Thank you so much CPhill!!!!

(that took you like no time at all )

Let \(a\) and \(b\) be the roots of the quadratic \(2x^2 - 8x + 7 = x^2 + 15x + 23.\)  Compute \(a^4 + b^4\).

We can first calculate the roots of the quadratic.

They are: 

\(\frac{23+\sqrt{593}}{2}\) and \(\frac{23-\sqrt{593}}{2}\).

Now we can calculate the \(a^4 + b^4\) part.

\((\frac{23+\sqrt{593}}{2})^4+(\frac{23-\sqrt{593}}{2})^4\)

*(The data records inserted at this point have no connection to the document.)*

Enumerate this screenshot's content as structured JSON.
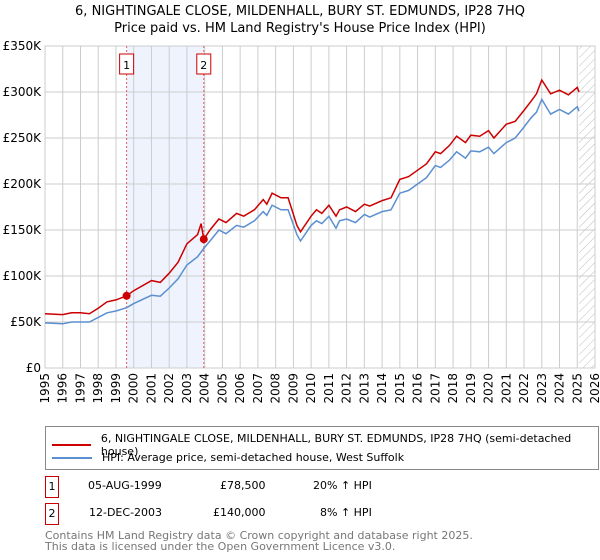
{
  "chart_data": {
    "type": "line",
    "title": "6, NIGHTINGALE CLOSE, MILDENHALL, BURY ST. EDMUNDS, IP28 7HQ",
    "subtitle": "Price paid vs. HM Land Registry's House Price Index (HPI)",
    "xlim": [
      1995,
      2026
    ],
    "ylim": [
      0,
      350000
    ],
    "x_ticks": [
      "1995",
      "1996",
      "1997",
      "1998",
      "1999",
      "2000",
      "2001",
      "2002",
      "2003",
      "2004",
      "2005",
      "2006",
      "2007",
      "2008",
      "2009",
      "2010",
      "2011",
      "2012",
      "2013",
      "2014",
      "2015",
      "2016",
      "2017",
      "2018",
      "2019",
      "2020",
      "2021",
      "2022",
      "2023",
      "2024",
      "2025",
      "2026"
    ],
    "y_ticks": [
      {
        "v": 0,
        "label": "£0"
      },
      {
        "v": 50000,
        "label": "£50K"
      },
      {
        "v": 100000,
        "label": "£100K"
      },
      {
        "v": 150000,
        "label": "£150K"
      },
      {
        "v": 200000,
        "label": "£200K"
      },
      {
        "v": 250000,
        "label": "£250K"
      },
      {
        "v": 300000,
        "label": "£300K"
      },
      {
        "v": 350000,
        "label": "£350K"
      }
    ],
    "grid": true,
    "series": [
      {
        "name": "6, NIGHTINGALE CLOSE, MILDENHALL, BURY ST. EDMUNDS, IP28 7HQ (semi-detached house)",
        "color": "#cc0000",
        "x": [
          1995,
          1996,
          1996.5,
          1997,
          1997.5,
          1998,
          1998.5,
          1999,
          1999.6,
          2000,
          2001,
          2001.5,
          2002,
          2002.5,
          2003,
          2003.6,
          2003.8,
          2003.95,
          2004.3,
          2004.8,
          2005.2,
          2005.8,
          2006.2,
          2006.8,
          2007.3,
          2007.5,
          2007.8,
          2008.3,
          2008.7,
          2009.2,
          2009.4,
          2010,
          2010.3,
          2010.6,
          2011,
          2011.4,
          2011.6,
          2012,
          2012.5,
          2013,
          2013.3,
          2014,
          2014.5,
          2015,
          2015.5,
          2016,
          2016.5,
          2017,
          2017.3,
          2017.8,
          2018.2,
          2018.7,
          2019,
          2019.5,
          2020,
          2020.3,
          2021,
          2021.5,
          2022,
          2022.4,
          2022.7,
          2023,
          2023.5,
          2024,
          2024.5,
          2025,
          2025.1
        ],
        "y": [
          59000,
          58000,
          60000,
          60000,
          59000,
          65000,
          72000,
          74000,
          78500,
          84000,
          95000,
          93000,
          103000,
          115000,
          135000,
          145000,
          157000,
          140000,
          150000,
          162000,
          158000,
          168000,
          165000,
          172000,
          183000,
          178000,
          190000,
          185000,
          185000,
          155000,
          148000,
          165000,
          172000,
          168000,
          177000,
          165000,
          172000,
          175000,
          170000,
          178000,
          176000,
          182000,
          185000,
          205000,
          208000,
          215000,
          222000,
          235000,
          233000,
          242000,
          252000,
          245000,
          253000,
          252000,
          258000,
          250000,
          265000,
          268000,
          280000,
          290000,
          298000,
          313000,
          298000,
          302000,
          297000,
          305000,
          300000
        ]
      },
      {
        "name": "HPI: Average price, semi-detached house, West Suffolk",
        "color": "#5b8fd0",
        "x": [
          1995,
          1996,
          1996.5,
          1997,
          1997.5,
          1998,
          1998.5,
          1999,
          1999.6,
          2000,
          2001,
          2001.5,
          2002,
          2002.5,
          2003,
          2003.6,
          2003.95,
          2004.3,
          2004.8,
          2005.2,
          2005.8,
          2006.2,
          2006.8,
          2007.3,
          2007.5,
          2007.8,
          2008.3,
          2008.7,
          2009.2,
          2009.4,
          2010,
          2010.3,
          2010.6,
          2011,
          2011.4,
          2011.6,
          2012,
          2012.5,
          2013,
          2013.3,
          2014,
          2014.5,
          2015,
          2015.5,
          2016,
          2016.5,
          2017,
          2017.3,
          2017.8,
          2018.2,
          2018.7,
          2019,
          2019.5,
          2020,
          2020.3,
          2021,
          2021.5,
          2022,
          2022.4,
          2022.7,
          2023,
          2023.5,
          2024,
          2024.5,
          2025,
          2025.1
        ],
        "y": [
          49000,
          48000,
          50000,
          50000,
          50000,
          55000,
          60000,
          62000,
          65500,
          70000,
          79000,
          78000,
          87000,
          97000,
          112000,
          121000,
          130000,
          138000,
          150000,
          146000,
          155000,
          153000,
          160000,
          170000,
          166000,
          177000,
          172000,
          172000,
          145000,
          138000,
          155000,
          160000,
          157000,
          165000,
          152000,
          160000,
          162000,
          158000,
          167000,
          164000,
          170000,
          172000,
          190000,
          193000,
          200000,
          207000,
          220000,
          218000,
          226000,
          235000,
          228000,
          236000,
          235000,
          240000,
          233000,
          245000,
          250000,
          262000,
          272000,
          278000,
          292000,
          276000,
          281000,
          276000,
          284000,
          279000
        ]
      }
    ],
    "sales": [
      {
        "label": "1",
        "x": 1999.6,
        "y": 78500
      },
      {
        "label": "2",
        "x": 2003.95,
        "y": 140000
      }
    ],
    "shaded_range": [
      1999.6,
      2003.95
    ],
    "forecast_from": 2025.1
  },
  "legend": {
    "items": [
      "6, NIGHTINGALE CLOSE, MILDENHALL, BURY ST. EDMUNDS, IP28 7HQ (semi-detached house)",
      "HPI: Average price, semi-detached house, West Suffolk"
    ]
  },
  "transactions": [
    {
      "num": "1",
      "date": "05-AUG-1999",
      "price": "£78,500",
      "hpi": "20% ↑ HPI"
    },
    {
      "num": "2",
      "date": "12-DEC-2003",
      "price": "£140,000",
      "hpi": "8% ↑ HPI"
    }
  ],
  "footer": {
    "line1": "Contains HM Land Registry data © Crown copyright and database right 2025.",
    "line2": "This data is licensed under the Open Government Licence v3.0."
  }
}
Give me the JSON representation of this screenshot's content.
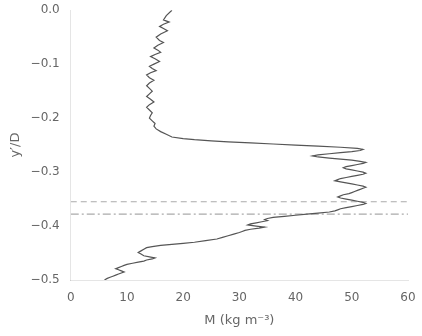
{
  "chart_data": {
    "type": "line",
    "x_label": "M (kg m⁻³)",
    "y_label": "y′/D",
    "xlim": [
      0,
      60
    ],
    "ylim": [
      -0.5,
      0
    ],
    "xticks": [
      0,
      10,
      20,
      30,
      40,
      50,
      60
    ],
    "yticks": [
      {
        "value": 0,
        "label": "0.0"
      },
      {
        "value": -0.1,
        "label": "−0.1"
      },
      {
        "value": -0.2,
        "label": "−0.2"
      },
      {
        "value": -0.3,
        "label": "−0.3"
      },
      {
        "value": -0.4,
        "label": "−0.4"
      },
      {
        "value": -0.5,
        "label": "−0.5"
      }
    ],
    "grid": false,
    "series": [
      {
        "type": "line",
        "color": "#555555",
        "line_style": "solid",
        "x": [
          18.0,
          17.0,
          16.5,
          17.5,
          16.5,
          15.8,
          16.5,
          17.2,
          16.0,
          15.2,
          15.8,
          16.5,
          15.5,
          14.8,
          15.5,
          16.0,
          15.0,
          14.2,
          15.0,
          15.8,
          14.8,
          14.0,
          14.5,
          15.2,
          14.2,
          13.5,
          14.0,
          14.8,
          14.0,
          13.5,
          14.0,
          14.5,
          14.0,
          13.5,
          14.2,
          14.8,
          14.0,
          13.5,
          14.0,
          14.5,
          14.2,
          14.0,
          14.5,
          15.0,
          14.8,
          15.2,
          16.0,
          17.0,
          18.0,
          20.0,
          22.0,
          25.0,
          28.0,
          32.0,
          36.0,
          40.0,
          44.0,
          48.0,
          51.0,
          52.0,
          51.5,
          50.0,
          48.0,
          46.0,
          44.0,
          43.0,
          44.0,
          46.0,
          48.0,
          50.0,
          51.5,
          52.5,
          52.0,
          51.0,
          50.0,
          49.0,
          48.5,
          49.0,
          50.0,
          51.0,
          52.0,
          52.5,
          52.0,
          51.0,
          50.0,
          49.0,
          48.0,
          47.5,
          47.0,
          48.0,
          49.0,
          50.0,
          51.0,
          52.0,
          52.5,
          52.0,
          51.5,
          51.0,
          50.5,
          50.0,
          49.5,
          48.5,
          48.0,
          47.5,
          48.0,
          49.0,
          50.0,
          51.0,
          52.0,
          52.5,
          52.0,
          51.0,
          50.0,
          49.0,
          48.0,
          47.5,
          47.0,
          46.0,
          44.0,
          42.0,
          40.0,
          38.0,
          36.0,
          35.0,
          34.5,
          35.0,
          34.0,
          33.0,
          32.0,
          31.5,
          33.0,
          34.5,
          33.5,
          32.0,
          31.0,
          30.5,
          30.0,
          29.0,
          28.0,
          27.0,
          26.0,
          24.0,
          22.0,
          20.0,
          18.0,
          16.0,
          14.5,
          13.5,
          13.0,
          12.5,
          12.0,
          12.5,
          13.0,
          14.0,
          15.0,
          14.5,
          13.5,
          13.0,
          12.0,
          11.0,
          10.0,
          9.5,
          9.0,
          8.5,
          8.0,
          8.5,
          9.0,
          9.5,
          9.0,
          8.5,
          8.0,
          7.5,
          7.0,
          6.5,
          6.0
        ],
        "values": [
          0.0,
          -0.01,
          -0.018,
          -0.022,
          -0.026,
          -0.03,
          -0.034,
          -0.038,
          -0.044,
          -0.05,
          -0.056,
          -0.06,
          -0.065,
          -0.07,
          -0.074,
          -0.078,
          -0.082,
          -0.086,
          -0.09,
          -0.095,
          -0.1,
          -0.104,
          -0.108,
          -0.112,
          -0.116,
          -0.12,
          -0.125,
          -0.13,
          -0.135,
          -0.14,
          -0.145,
          -0.15,
          -0.155,
          -0.16,
          -0.165,
          -0.17,
          -0.175,
          -0.18,
          -0.185,
          -0.19,
          -0.195,
          -0.2,
          -0.205,
          -0.21,
          -0.215,
          -0.22,
          -0.225,
          -0.23,
          -0.235,
          -0.238,
          -0.24,
          -0.242,
          -0.244,
          -0.246,
          -0.248,
          -0.25,
          -0.252,
          -0.254,
          -0.256,
          -0.258,
          -0.26,
          -0.262,
          -0.264,
          -0.266,
          -0.268,
          -0.27,
          -0.272,
          -0.274,
          -0.276,
          -0.278,
          -0.28,
          -0.282,
          -0.284,
          -0.286,
          -0.288,
          -0.29,
          -0.292,
          -0.294,
          -0.296,
          -0.298,
          -0.3,
          -0.302,
          -0.304,
          -0.306,
          -0.308,
          -0.31,
          -0.312,
          -0.314,
          -0.316,
          -0.318,
          -0.32,
          -0.322,
          -0.324,
          -0.326,
          -0.328,
          -0.33,
          -0.332,
          -0.334,
          -0.336,
          -0.338,
          -0.34,
          -0.342,
          -0.344,
          -0.346,
          -0.348,
          -0.35,
          -0.352,
          -0.354,
          -0.356,
          -0.358,
          -0.36,
          -0.362,
          -0.364,
          -0.366,
          -0.368,
          -0.37,
          -0.372,
          -0.374,
          -0.376,
          -0.378,
          -0.38,
          -0.382,
          -0.384,
          -0.386,
          -0.388,
          -0.39,
          -0.392,
          -0.394,
          -0.396,
          -0.398,
          -0.4,
          -0.402,
          -0.404,
          -0.406,
          -0.408,
          -0.41,
          -0.412,
          -0.415,
          -0.418,
          -0.421,
          -0.424,
          -0.427,
          -0.43,
          -0.432,
          -0.434,
          -0.436,
          -0.438,
          -0.44,
          -0.443,
          -0.446,
          -0.449,
          -0.452,
          -0.455,
          -0.457,
          -0.459,
          -0.461,
          -0.463,
          -0.465,
          -0.467,
          -0.469,
          -0.471,
          -0.473,
          -0.475,
          -0.477,
          -0.479,
          -0.481,
          -0.483,
          -0.485,
          -0.487,
          -0.489,
          -0.491,
          -0.493,
          -0.495,
          -0.497,
          -0.5
        ]
      },
      {
        "type": "hline",
        "color": "#aaaaaa",
        "line_style": "dashed",
        "values": [
          -0.355
        ]
      },
      {
        "type": "hline",
        "color": "#aaaaaa",
        "line_style": "dash-dot",
        "values": [
          -0.378
        ]
      }
    ]
  }
}
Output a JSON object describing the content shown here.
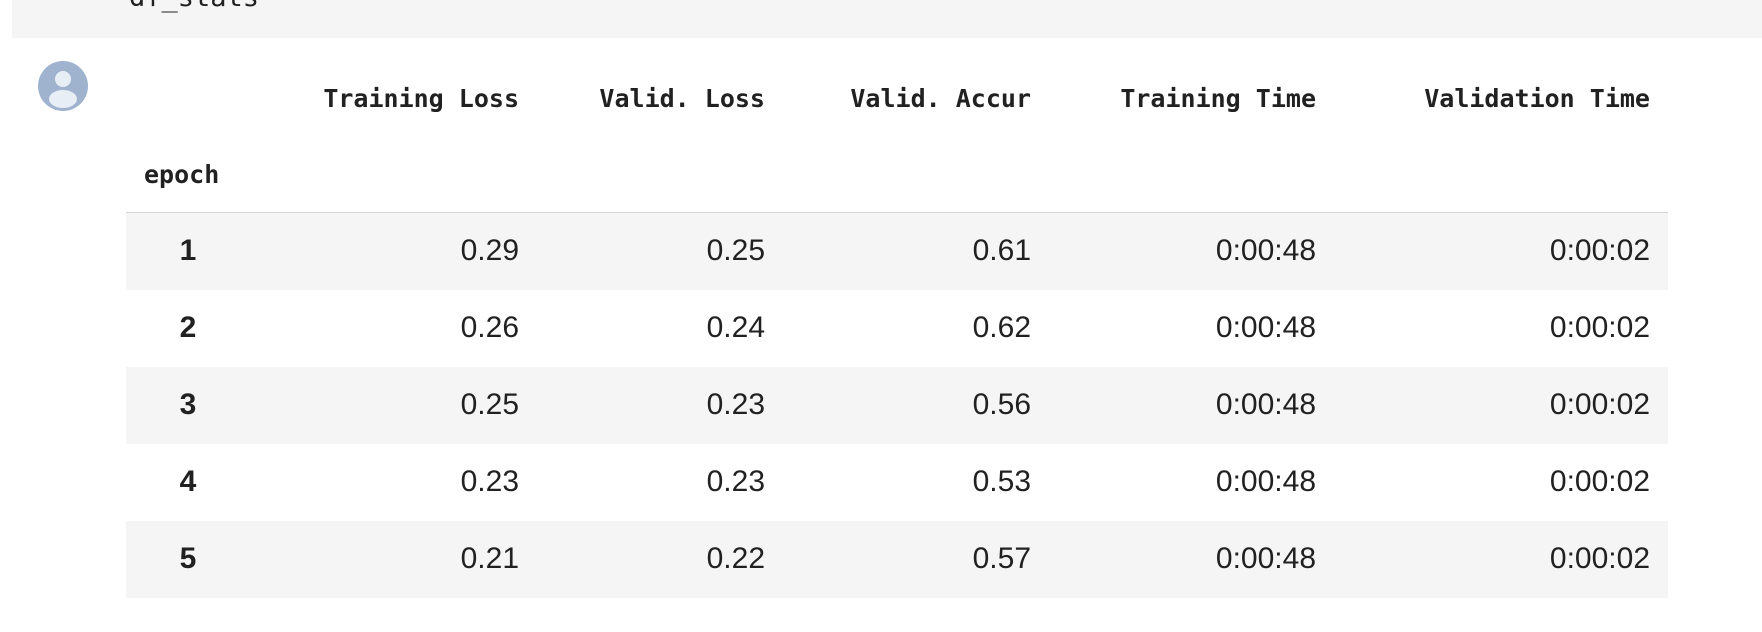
{
  "code_cell": {
    "visible_text": "df_stats"
  },
  "output": {
    "avatar_icon": "user-avatar-icon",
    "avatar_color": "#9fb3cf"
  },
  "table": {
    "index_name": "epoch",
    "columns": [
      "Training Loss",
      "Valid. Loss",
      "Valid. Accur",
      "Training Time",
      "Validation Time"
    ],
    "rows": [
      {
        "index": "1",
        "cells": [
          "0.29",
          "0.25",
          "0.61",
          "0:00:48",
          "0:00:02"
        ]
      },
      {
        "index": "2",
        "cells": [
          "0.26",
          "0.24",
          "0.62",
          "0:00:48",
          "0:00:02"
        ]
      },
      {
        "index": "3",
        "cells": [
          "0.25",
          "0.23",
          "0.56",
          "0:00:48",
          "0:00:02"
        ]
      },
      {
        "index": "4",
        "cells": [
          "0.23",
          "0.23",
          "0.53",
          "0:00:48",
          "0:00:02"
        ]
      },
      {
        "index": "5",
        "cells": [
          "0.21",
          "0.22",
          "0.57",
          "0:00:48",
          "0:00:02"
        ]
      }
    ]
  }
}
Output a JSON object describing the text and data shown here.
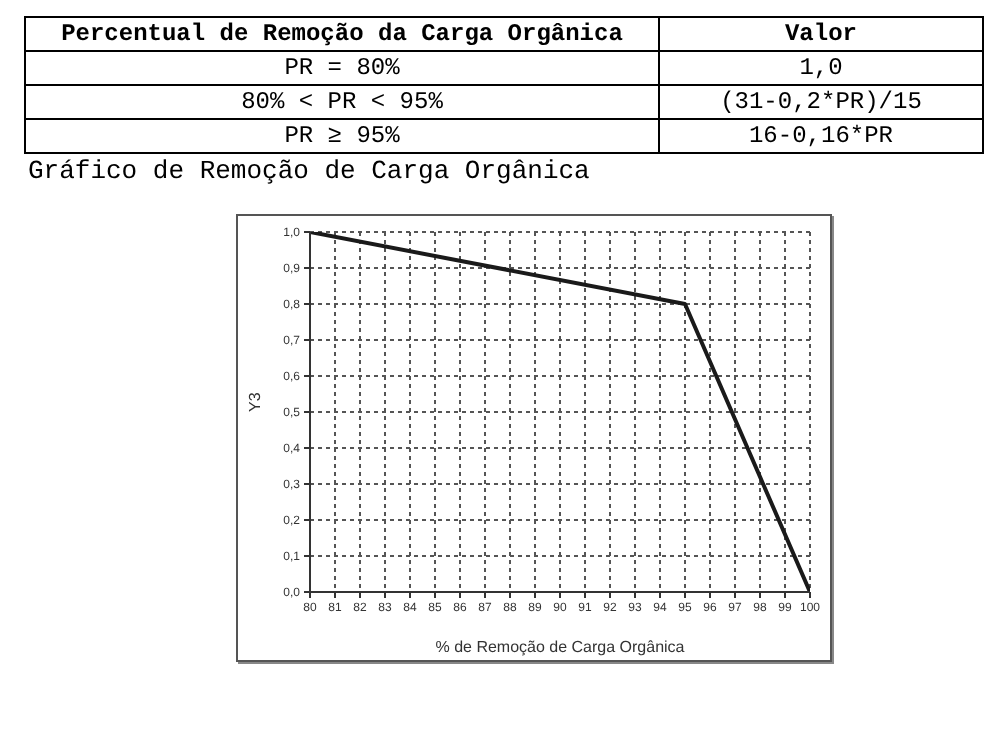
{
  "chart_data": {
    "type": "line",
    "title": "Gráfico de Remoção de Carga Orgânica",
    "xlabel": "% de Remoção de Carga Orgânica",
    "ylabel": "Y3",
    "annotations": [
      "Percentual de Remoção da Carga Orgânica",
      "Valor",
      "PR = 80%",
      "1,0",
      "80% < PR < 95%",
      "(31-0,2*PR)/15",
      "PR ≥ 95%",
      "16-0,16*PR"
    ],
    "x": [
      80,
      95,
      100
    ],
    "series": [
      {
        "color": "#1a1a1a",
        "values": [
          1.0,
          0.8,
          0.0
        ]
      }
    ],
    "xlim": [
      80,
      100
    ],
    "xticks": [
      80,
      81,
      82,
      83,
      84,
      85,
      86,
      87,
      88,
      89,
      90,
      91,
      92,
      93,
      94,
      95,
      96,
      97,
      98,
      99,
      100
    ],
    "ylim": [
      0,
      1
    ],
    "yticks": [
      {
        "value": 0,
        "label": "0,0"
      },
      {
        "value": 0.1,
        "label": "0,1"
      },
      {
        "value": 0.2,
        "label": "0,2"
      },
      {
        "value": 0.3,
        "label": "0,3"
      },
      {
        "value": 0.4,
        "label": "0,4"
      },
      {
        "value": 0.5,
        "label": "0,5"
      },
      {
        "value": 0.6,
        "label": "0,6"
      },
      {
        "value": 0.7,
        "label": "0,7"
      },
      {
        "value": 0.8,
        "label": "0,8"
      },
      {
        "value": 0.9,
        "label": "0,9"
      },
      {
        "value": 1,
        "label": "1,0"
      }
    ],
    "grid": true,
    "marker": "none",
    "line_style": "solid",
    "legend": false
  }
}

\(=\frac{314209+12903\sqrt{593}}{2}+\frac{314209-12903\sqrt{593}}{2}\)

\(=\boxed{314209}\)

Our final answer is \(\boxed{314209}.\)

*There is probably a much faster and more efficient way to solve this that someone more educated than I am will be able to teach you clearly 

That was so fast... they're both correct, thanks so much!!!

Now the harder ones 

\(\textbf{Fill in the blank: 3*___ = 81*5}\)

Let us fill in the blank with a variable, namely \(x\).

\(3\times{x}=81\times5\)

Simplify to:

\(3x=405\)

\(\boxed{\textbf{x=135.}}\)

In the high school band, there are 2 percussionists on the sideline for every 13 marching instruments If the high school band has 150 total members how many percussionists are on the sideline?  

The ratio of percussionists to total band members is 2:(2+13), or 2:15.

As ratios are equal to fractions, we can put this in an equation:

\({2\over15}={x\over150}\).

Cross-multiply to solve:

\(300=15x\)

\(20=x\).

\(\boxed{\textbf{There are 20 percussionists on the sideline.}}\)

Hope this helped,

(LaTeX version)

\(\textbf{Compute}\)

\(\binom{5}{3} - \binom{6}{3} + \binom{7}{3} - \dots - \binom{22}{3} + \binom{23}{3} - \binom{24}{3} \)

(LaTeX version)

\(\textbf{Fill in the blanks to make the equation true. (Each blank should contain a 2-digit number.) }\)

\(18\times18 + 19\times18 + 20\times18 + \dots+ 45\times18 =\boxed{\phantom{X}} \times \boxed{\phantom{X}} \)

Does that include the 4-digit integers, 6-digit etc.?

You're both wrong, but thanks for trying! 

The answer was \(9\) .

Excellent job guys...